Thursday, March 19, 2015

Batgirl #39 (HERE BE SPOILERS!)

Holy fucking crap.

Stewart and Fletcher (Flewart?) pace this issue like a horror movie, and you realize that they've actually paced this entire first arc as one as well.  We've slowly watched Babs' life fall to pieces around her, with each new development hitting her harder than the previous one did.  This issue is no different:  you'd think that Hooq putting out a $20 million bounty on her head would be sufficiently bad, but the revelation that her brain algorithm is the secret Batgirl and (somehow) kidnapped Frankie is pretty freaking bad.  It's Batgirl vs. Oracle, and the cards seem stacked in Oracle's favor.

The decision to resurrect Oracle, so to speak, is a great one, speaking to Babs' DCU past.  We've mostly glossed over the return of her ability to walk, learning only that she had some sort of experimental surgery in South Africa, if I remember correctly.  Stewart and Fletcher (Stetcher?) are instead putting that transition front and center, as "old' Barbara fights with "new" Barbara for control.  The hints have been there since the relaunch of this series:  the loss of her brain algorithm has been a major plot line, since it has imperiled her doctoral thesis.  In fact, the stakes in this fight are so high because it seems to offer the possibility that Babs could somehow regain control over the missing algorithm, solving her academic crisis.
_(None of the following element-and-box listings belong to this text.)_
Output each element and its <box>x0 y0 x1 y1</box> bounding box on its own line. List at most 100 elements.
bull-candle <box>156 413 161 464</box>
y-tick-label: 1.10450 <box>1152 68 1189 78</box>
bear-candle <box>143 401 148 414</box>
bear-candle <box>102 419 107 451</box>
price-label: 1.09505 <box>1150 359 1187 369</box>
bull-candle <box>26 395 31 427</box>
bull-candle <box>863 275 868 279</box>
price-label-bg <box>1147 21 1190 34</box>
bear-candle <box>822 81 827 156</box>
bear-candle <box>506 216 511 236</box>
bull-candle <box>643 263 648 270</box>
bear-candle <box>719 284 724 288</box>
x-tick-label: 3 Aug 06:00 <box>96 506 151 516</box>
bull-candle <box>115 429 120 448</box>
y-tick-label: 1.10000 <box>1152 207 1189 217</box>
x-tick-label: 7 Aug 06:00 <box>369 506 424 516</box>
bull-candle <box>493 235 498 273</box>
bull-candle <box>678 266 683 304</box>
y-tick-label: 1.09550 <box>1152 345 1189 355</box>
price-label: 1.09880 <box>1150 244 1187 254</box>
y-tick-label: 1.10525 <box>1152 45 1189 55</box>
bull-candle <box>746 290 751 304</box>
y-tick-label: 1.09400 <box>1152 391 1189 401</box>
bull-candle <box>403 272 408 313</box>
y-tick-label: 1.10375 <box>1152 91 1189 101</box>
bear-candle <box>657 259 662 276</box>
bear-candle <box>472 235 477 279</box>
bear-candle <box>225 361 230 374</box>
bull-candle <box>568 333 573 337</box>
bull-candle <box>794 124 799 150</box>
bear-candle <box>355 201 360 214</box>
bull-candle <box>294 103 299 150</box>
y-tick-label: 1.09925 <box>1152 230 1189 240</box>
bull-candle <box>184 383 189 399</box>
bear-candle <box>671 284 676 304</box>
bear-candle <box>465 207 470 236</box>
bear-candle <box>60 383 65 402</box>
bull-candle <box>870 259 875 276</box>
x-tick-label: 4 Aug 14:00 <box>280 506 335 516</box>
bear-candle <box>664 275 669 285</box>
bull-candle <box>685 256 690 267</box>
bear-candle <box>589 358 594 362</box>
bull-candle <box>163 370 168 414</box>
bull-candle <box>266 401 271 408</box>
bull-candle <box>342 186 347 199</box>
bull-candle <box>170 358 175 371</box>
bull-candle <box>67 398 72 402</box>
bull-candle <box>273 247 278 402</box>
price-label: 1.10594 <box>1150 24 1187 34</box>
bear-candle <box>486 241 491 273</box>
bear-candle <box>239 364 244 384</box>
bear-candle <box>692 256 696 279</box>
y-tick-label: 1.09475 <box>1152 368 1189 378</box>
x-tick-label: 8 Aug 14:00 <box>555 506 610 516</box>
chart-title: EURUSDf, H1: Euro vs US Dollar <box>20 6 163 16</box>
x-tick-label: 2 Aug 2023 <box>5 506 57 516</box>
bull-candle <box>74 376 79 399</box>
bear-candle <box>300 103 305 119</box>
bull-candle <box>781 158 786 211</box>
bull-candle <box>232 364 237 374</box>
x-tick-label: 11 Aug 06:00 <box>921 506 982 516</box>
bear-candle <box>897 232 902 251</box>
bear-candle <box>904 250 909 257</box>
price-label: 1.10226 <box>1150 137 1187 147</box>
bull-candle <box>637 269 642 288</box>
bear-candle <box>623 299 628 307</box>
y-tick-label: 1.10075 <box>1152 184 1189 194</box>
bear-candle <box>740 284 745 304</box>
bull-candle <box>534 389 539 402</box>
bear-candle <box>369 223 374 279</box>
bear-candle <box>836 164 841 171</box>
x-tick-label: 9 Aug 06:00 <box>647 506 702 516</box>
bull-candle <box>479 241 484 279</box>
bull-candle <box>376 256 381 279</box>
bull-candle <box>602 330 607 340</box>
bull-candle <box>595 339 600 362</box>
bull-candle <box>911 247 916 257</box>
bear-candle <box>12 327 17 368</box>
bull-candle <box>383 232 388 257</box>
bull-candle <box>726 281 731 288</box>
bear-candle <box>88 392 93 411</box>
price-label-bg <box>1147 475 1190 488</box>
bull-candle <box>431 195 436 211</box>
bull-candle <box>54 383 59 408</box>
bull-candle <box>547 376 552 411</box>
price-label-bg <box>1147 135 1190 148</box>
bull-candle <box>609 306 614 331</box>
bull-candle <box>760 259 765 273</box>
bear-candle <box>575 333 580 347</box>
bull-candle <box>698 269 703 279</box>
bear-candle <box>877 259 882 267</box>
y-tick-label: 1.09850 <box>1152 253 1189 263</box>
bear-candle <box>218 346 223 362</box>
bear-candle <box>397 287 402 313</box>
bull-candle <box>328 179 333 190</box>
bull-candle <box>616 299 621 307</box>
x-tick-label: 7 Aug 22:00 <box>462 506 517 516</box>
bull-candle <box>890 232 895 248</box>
That said, we still have a lot of questions here.  How did her algorithm become sentient?  How did it escape destruction when her laptop was destroyed?  Also, how did an algorithm kidnap Frankie?  Did someone we know act as Oracle's surrogate?  I'll also say that Stewart and Fletcher have to do more work selling us on Babs' reconciliation with Dinah.  It happens too quickly here, based on a hurried conversation.  We understand the isolation that drove Barbara to seek out Dinah, but we don't really get why Dinah would take back Babs.  Is it pity?  It's not the crisis at hand, since Babs doesn't know about Oracle's existence at the point when it happens.  I hope Stewart and Fletcher eventually address it, even if retroactively.

All that said, those complaints are fairly minor.  Overall, this issue does a great job of showing us how detailed of a story that Stewart and Fletcher are telling, even if we didn't realize it from the start.  I can't wait to see where we go from here.